No high temperature. Lungs sound OK. Dr. Sánchez returns from the stockroom adjoining his office with two packages of VIROSYNK, which he describes as being good against the common cold, and a package of Vitamin C tablets. Also he prescribes fomentation treatment. He'd like for the treatments to run for several days, but since Ray is leaving early tomorrow morning, a treatment now, at 4:00 in the afternoon, and another at 9:00 tonight will have to do. Here's how the fomentation treatment goes:

Hydrotherapy at Yerba Buena
Another form of hydrotherapy: A dishpan of steaming water goes beneath the chair of a young patient

Aurelia Hernández Laguna, a student nurse, escorts us to the Hydrotherapy Room. On the room's right there's a large gas stove with one burner heating a two-foot-high aluminum pot in which five thick, dark, much-scorched, rolled-up towels are steaming, standing inside the pot on their ends. On the room's left there's the Steam Bath room and three alcoves with curtains drawn across their entrances. Aurelia leads us into one alcove equipped with a small, homemade, wooden bedside table just large enough to hold an open book, and a homemade, wooden bed about a yard high, covered with a thick blanket.
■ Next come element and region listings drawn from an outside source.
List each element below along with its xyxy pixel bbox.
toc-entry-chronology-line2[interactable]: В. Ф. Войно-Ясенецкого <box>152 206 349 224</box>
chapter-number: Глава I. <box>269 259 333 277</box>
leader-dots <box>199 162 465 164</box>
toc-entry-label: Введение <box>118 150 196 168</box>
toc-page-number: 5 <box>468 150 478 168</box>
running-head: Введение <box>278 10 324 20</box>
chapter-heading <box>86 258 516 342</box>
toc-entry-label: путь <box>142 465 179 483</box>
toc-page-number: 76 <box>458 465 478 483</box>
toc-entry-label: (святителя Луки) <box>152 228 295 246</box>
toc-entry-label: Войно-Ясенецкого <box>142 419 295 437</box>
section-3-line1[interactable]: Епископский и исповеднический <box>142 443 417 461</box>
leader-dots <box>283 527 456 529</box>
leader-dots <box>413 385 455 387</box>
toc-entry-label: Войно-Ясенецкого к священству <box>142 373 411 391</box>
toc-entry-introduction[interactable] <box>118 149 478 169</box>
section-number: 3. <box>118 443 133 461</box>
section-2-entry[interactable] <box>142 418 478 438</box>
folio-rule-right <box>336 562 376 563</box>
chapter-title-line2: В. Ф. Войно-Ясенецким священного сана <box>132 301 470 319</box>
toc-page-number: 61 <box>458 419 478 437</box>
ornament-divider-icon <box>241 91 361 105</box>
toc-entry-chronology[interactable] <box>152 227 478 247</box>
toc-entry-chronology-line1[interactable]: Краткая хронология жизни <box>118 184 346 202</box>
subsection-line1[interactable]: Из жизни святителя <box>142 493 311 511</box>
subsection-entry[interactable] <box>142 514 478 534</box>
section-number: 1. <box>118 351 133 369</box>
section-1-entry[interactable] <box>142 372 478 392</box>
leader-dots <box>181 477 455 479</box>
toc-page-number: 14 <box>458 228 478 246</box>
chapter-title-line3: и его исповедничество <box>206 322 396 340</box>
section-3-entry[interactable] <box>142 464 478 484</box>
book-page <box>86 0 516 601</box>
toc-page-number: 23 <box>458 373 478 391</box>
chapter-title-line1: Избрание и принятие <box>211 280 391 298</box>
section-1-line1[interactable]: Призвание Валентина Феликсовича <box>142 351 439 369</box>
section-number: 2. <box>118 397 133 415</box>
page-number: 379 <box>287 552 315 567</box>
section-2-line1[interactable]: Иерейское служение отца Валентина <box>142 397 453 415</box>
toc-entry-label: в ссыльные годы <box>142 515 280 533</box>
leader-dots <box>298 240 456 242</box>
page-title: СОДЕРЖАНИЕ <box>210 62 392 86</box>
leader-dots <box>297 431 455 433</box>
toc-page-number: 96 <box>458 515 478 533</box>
4:45 -- After Abuelito is asked to remove his shirts and to lie on his back, Aurelia spreads three dry towels across his chest and stomach. Then from the big pot, with long, stainless-steel tongs, she carries a steaming hot towel into the alcove, unrolls it and spreads it atop the three dry towels covering Ray's upper torso. Atop this hot, wet towel goes another dry one. Then Ray is covered from neck to feet with a heavy blanket. Next Aurelia places a band of gauze-like material across Ray's forehead. He says that it's cold and wet. He smiles now and recalls wistfully that when he was a child seventy-five years ago this is exactly what his Adventist mother did whenever he had a cold. Aurelia asks again and again, "¿Quema?" -- "Does it burn?" Sometimes it does burn through the three dry towels, but instead of telling Aurelia about it, Ray just reaches up and shifts things until he's comfortable.

4:52 -- The hot towel is replaced with a new hot towel from the pot; the first one still being so hot that steam rises from it when it's taken away. The dry towel next to Ray's bare skin also is replaced with a new dry one. Ray says it's because the towel next to his skin gets wet from his sweat. The cold headstrap also is replaced.

5:0l -- The above procedure is repeated.

5:05 -- Aurelia places a thumbless mitten soaked in cold tapwater onto her right hand, removes all the towels from Ray's chest, and for eight seconds rubs his exposed chest and belly area. She asks him to turn onto his belly. Now the entire procedure is repeated with Ray's back.

5:l5 -- The hot towel and cold headband are renewed.

5:l9 -- They're renewed again.

5:25 -- Aurelia returns with her cold, wet mitten and for another eight seconds scrubs down Ray's bare back. Then she declares that the treatment is ended, and that Abuelito can replace his shirt.

After the treatment the skin on Ray's back, chest and belly looks fresh and rosy, but he says he can't tell much difference in how he feels.

At 9:00 PM the entire operation described above is repeated.

On Wednesday morning when I meet Ray for breakfast in the Casa Grande, he looks better than I've seen him since his arrival. "I really coughed up a lot of stuff last night," he says. "I feel a lot better. I wish I were staying so I could continue the treatments. But maybe getting back into the hot lowlands today will accomplish the same thing."